详解汽车OTA的安全风险

一起学嵌入式 2024-02-20 08:08

扫描关注一起学嵌入式,一起学习,一起成长

大家好,之前分享过一篇关于汽车OTA技术体系的文章:详解汽车远程升级(OTA )技术体系

今天再分享一篇关于汽车OTA安全风险相关的文章。

背景:


本文节选自由中国汽车工程学会、中国智能网联汽车产业创新联盟发布的《智能网联汽车远程升级(OTA)发展现状及建议》,本研究从既保障安全、又鼓励 OTA 技术应用的目标出发,开展 OTA 定义与技术体系、政策法规标准现状、产业生态现状、安全风险与测试评价等相关研究,并分析提出发展建议,以支撑相关政策法规标准制修订和企业软硬件及 OTA技术研发,力求为智能网联汽车产业发展营造良好环境。


随着汽车软件升级逐步在智能网联汽车产品中广泛应用,覆盖研发、生产、售后等多个环节,对企业的技术水平和管理能力均提出新的要求。


若生产企业 OTA 管理不当、OTA 技术不成熟,会加剧功能实现的可靠性风险,使升级后的系统将车辆与驾驶人暴露在未知的危险中。

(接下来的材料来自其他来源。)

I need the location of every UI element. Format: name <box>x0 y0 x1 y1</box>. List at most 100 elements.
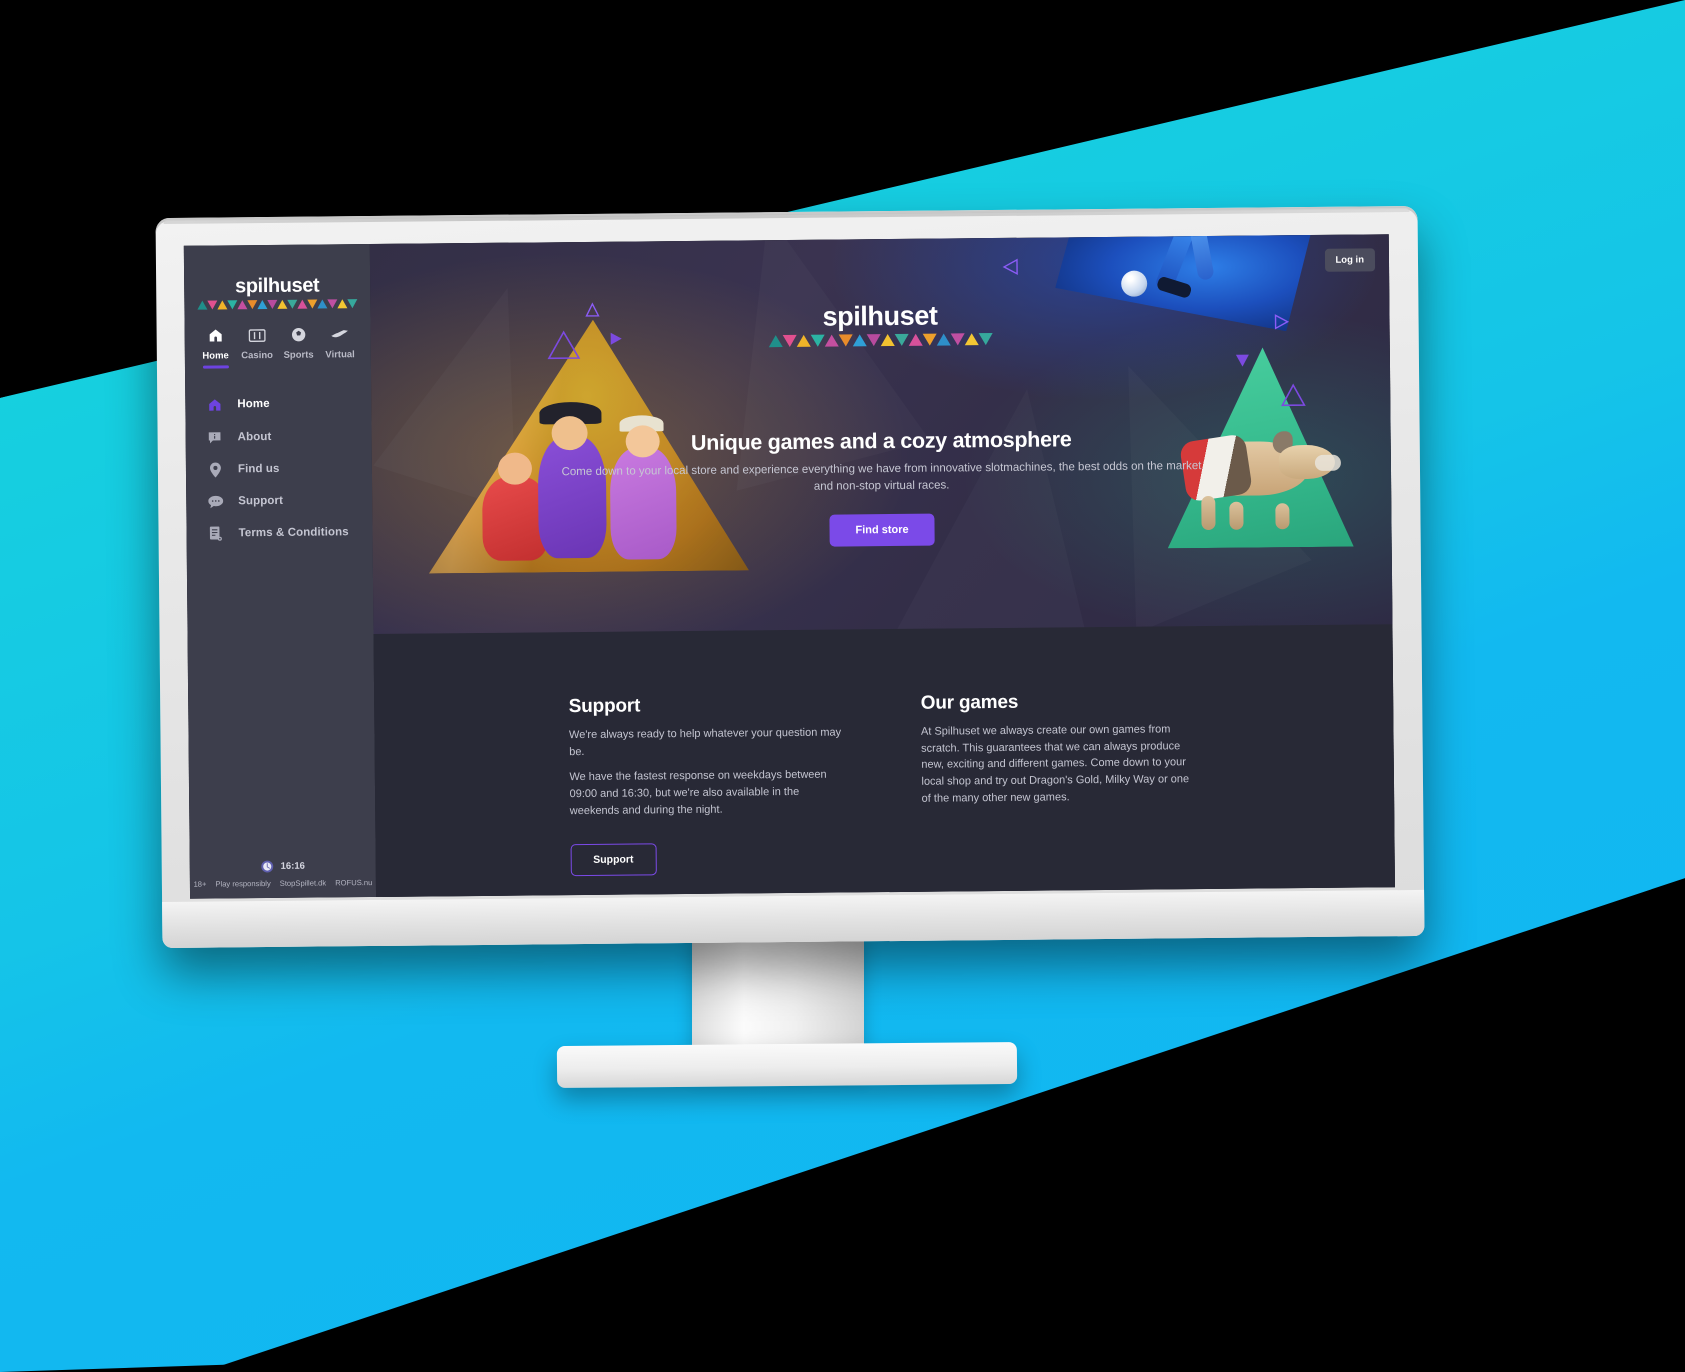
sidebar-item-find-us[interactable]: Find us <box>186 452 372 487</box>
legal-stopspillet-link[interactable]: StopSpillet.dk <box>280 878 327 887</box>
logo-triangle <box>267 299 278 310</box>
support-paragraph-1: We're always ready to help whatever your… <box>568 726 842 758</box>
sidebar-nav-list: Home About Find us Support Terms & Condi… <box>185 387 373 551</box>
logo-triangle <box>207 300 218 310</box>
legal-links: 18+ Play responsibly StopSpillet.dk ROFU… <box>190 878 376 889</box>
sidebar-item-home[interactable]: Home <box>185 387 371 422</box>
legal-age-label: 18+ <box>193 879 207 889</box>
sidebar-item-terms[interactable]: Terms & Conditions <box>186 516 372 551</box>
logo-triangle <box>257 300 268 310</box>
tab-virtual-label: Virtual <box>325 349 355 361</box>
sidebar-item-terms-label: Terms & Conditions <box>238 526 349 540</box>
sidebar-item-support[interactable]: Support <box>186 485 372 518</box>
website-root: spilhuset Home Casino Sports Virtual Hom… <box>183 234 1396 899</box>
logo-triangle <box>866 334 881 347</box>
clock-time: 16:16 <box>280 860 305 872</box>
info-chat-icon <box>206 430 224 444</box>
sidebar-item-about[interactable]: About <box>185 420 371 454</box>
logo-triangle <box>307 299 318 309</box>
sidebar-item-support-label: Support <box>238 494 284 508</box>
tab-casino[interactable]: Casino <box>236 325 278 368</box>
tab-sports-label: Sports <box>283 349 314 361</box>
decorative-triangle-solid <box>609 332 623 346</box>
logo-triangle <box>782 334 797 348</box>
logo-triangle <box>824 334 839 347</box>
logo-triangle <box>978 333 993 346</box>
content-sections: Support We're always ready to help whate… <box>373 624 1396 897</box>
logo-triangle <box>337 299 348 309</box>
hero-logo-text: spilhuset <box>822 300 938 332</box>
logo-triangle <box>277 299 288 309</box>
decorative-triangle-outline <box>1273 313 1290 330</box>
monitor-base <box>556 1041 1018 1089</box>
clock-row: 16:16 <box>190 859 376 874</box>
logo-triangle <box>317 299 328 309</box>
logo-triangle <box>964 333 979 346</box>
logo-triangle <box>950 333 965 346</box>
our-games-column: Our games At Spilhuset we always create … <box>921 690 1201 892</box>
decorative-triangle-outline <box>1280 383 1306 407</box>
support-paragraph-2: We have the fastest response on weekdays… <box>569 769 827 817</box>
greyhound-icon <box>331 324 349 344</box>
our-games-heading: Our games <box>920 691 1019 714</box>
tab-casino-label: Casino <box>241 349 273 362</box>
monitor-screen: spilhuset Home Casino Sports Virtual Hom… <box>183 234 1396 899</box>
find-store-button[interactable]: Find store <box>829 513 935 547</box>
hero-subtitle: Come down to your local store and experi… <box>561 460 1202 493</box>
home-icon <box>205 397 223 412</box>
home-icon <box>207 325 223 345</box>
tab-active-underline <box>202 365 229 369</box>
support-heading: Support <box>568 695 641 718</box>
clock-icon <box>261 860 274 873</box>
logo-triangle <box>838 334 853 347</box>
decorative-triangle-outline <box>1002 258 1019 276</box>
chat-bubble-icon <box>206 495 224 508</box>
document-icon <box>206 525 224 541</box>
logo-triangle <box>796 334 811 347</box>
hero-logo: spilhuset <box>768 300 993 348</box>
sidebar-item-home-label: Home <box>237 397 270 411</box>
logo-triangle <box>237 300 248 310</box>
map-pin-icon <box>206 462 224 478</box>
tab-sports[interactable]: Sports <box>278 325 320 368</box>
logo-triangle <box>327 299 338 309</box>
support-button[interactable]: Support <box>570 842 657 876</box>
tab-home[interactable]: Home <box>195 325 237 369</box>
logo-triangle <box>768 335 783 348</box>
legal-rofus-link[interactable]: ROFUS.nu <box>335 878 372 887</box>
sidebar-logo-text: spilhuset <box>234 274 320 298</box>
sidebar-tab-bar: Home Casino Sports Virtual <box>184 308 371 369</box>
sidebar-item-find-us-label: Find us <box>237 462 280 476</box>
tab-virtual[interactable]: Virtual <box>319 324 361 367</box>
screenshot-stage: spilhuset Home Casino Sports Virtual Hom… <box>0 0 1685 1372</box>
legal-play-responsibly-link[interactable]: Play responsibly <box>215 879 270 889</box>
decorative-triangle-outline <box>547 330 581 360</box>
logo-triangle <box>247 300 258 310</box>
decorative-triangle-solid <box>1235 354 1250 368</box>
logo-triangle <box>297 299 308 309</box>
logo-triangle-band <box>768 333 993 348</box>
sidebar: spilhuset Home Casino Sports Virtual Hom… <box>183 244 377 899</box>
logo-triangle <box>936 333 951 346</box>
hero-copy: Unique games and a cozy atmosphere Come … <box>372 424 1392 551</box>
sidebar-footer: 16:16 18+ Play responsibly StopSpillet.d… <box>190 859 376 899</box>
logo-triangle <box>197 300 208 310</box>
logo-triangle <box>227 300 238 310</box>
logo-triangle <box>922 333 937 346</box>
hero-banner: spilhuset Unique games and a cozy atmosp… <box>369 234 1393 635</box>
main-content: spilhuset Unique games and a cozy atmosp… <box>369 234 1396 897</box>
sidebar-logo[interactable]: spilhuset <box>184 244 371 310</box>
logo-triangle <box>217 300 228 310</box>
decorative-triangle-outline <box>584 302 600 318</box>
logo-triangle <box>880 333 895 347</box>
hero-title: Unique games and a cozy atmosphere <box>690 427 1072 455</box>
logo-triangle <box>810 334 825 347</box>
monitor-frame: spilhuset Home Casino Sports Virtual Hom… <box>155 205 1425 949</box>
logo-triangle <box>852 334 867 347</box>
logo-triangle <box>347 299 358 309</box>
login-button[interactable]: Log in <box>1324 248 1376 272</box>
sidebar-item-about-label: About <box>237 430 272 443</box>
logo-triangle <box>894 333 909 346</box>
slot-machine-icon <box>248 325 266 345</box>
logo-triangle <box>287 299 298 309</box>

本文首先阐述车联网安全现状,之后结合 OTA 风险评估流程对 OTA 带来的网络安全、数据安全和功能安全风险进行分析,提醒企业规避应用 OTA 技术中面临的各种安全风险。



一、车联网安全形势分析


伴随智能化、网联化的不断推进,车辆开放连接逐渐增多,“车、路、云、网”数据交互日益频繁,车联网领域的安全风险边界逐渐延伸。车联网信息安全风险主要集中在车端、平台、通信、数据等方面。


(1)车端安全风险隐患凸显


一是车载软硬件存在安全隐患。当前,汽车电子电气架构正由分布式向域控集中式架构、整车集中式架构不断发展,步入软件定义汽车时代。车载智能网关、远程信息处理控制单元(T-BOX)、电子控制单元(ECU)等车载联网设备目前尚缺乏较高等级的安全校验机制和安全防护能力,近年来陆续披露出一些安全漏洞隐患。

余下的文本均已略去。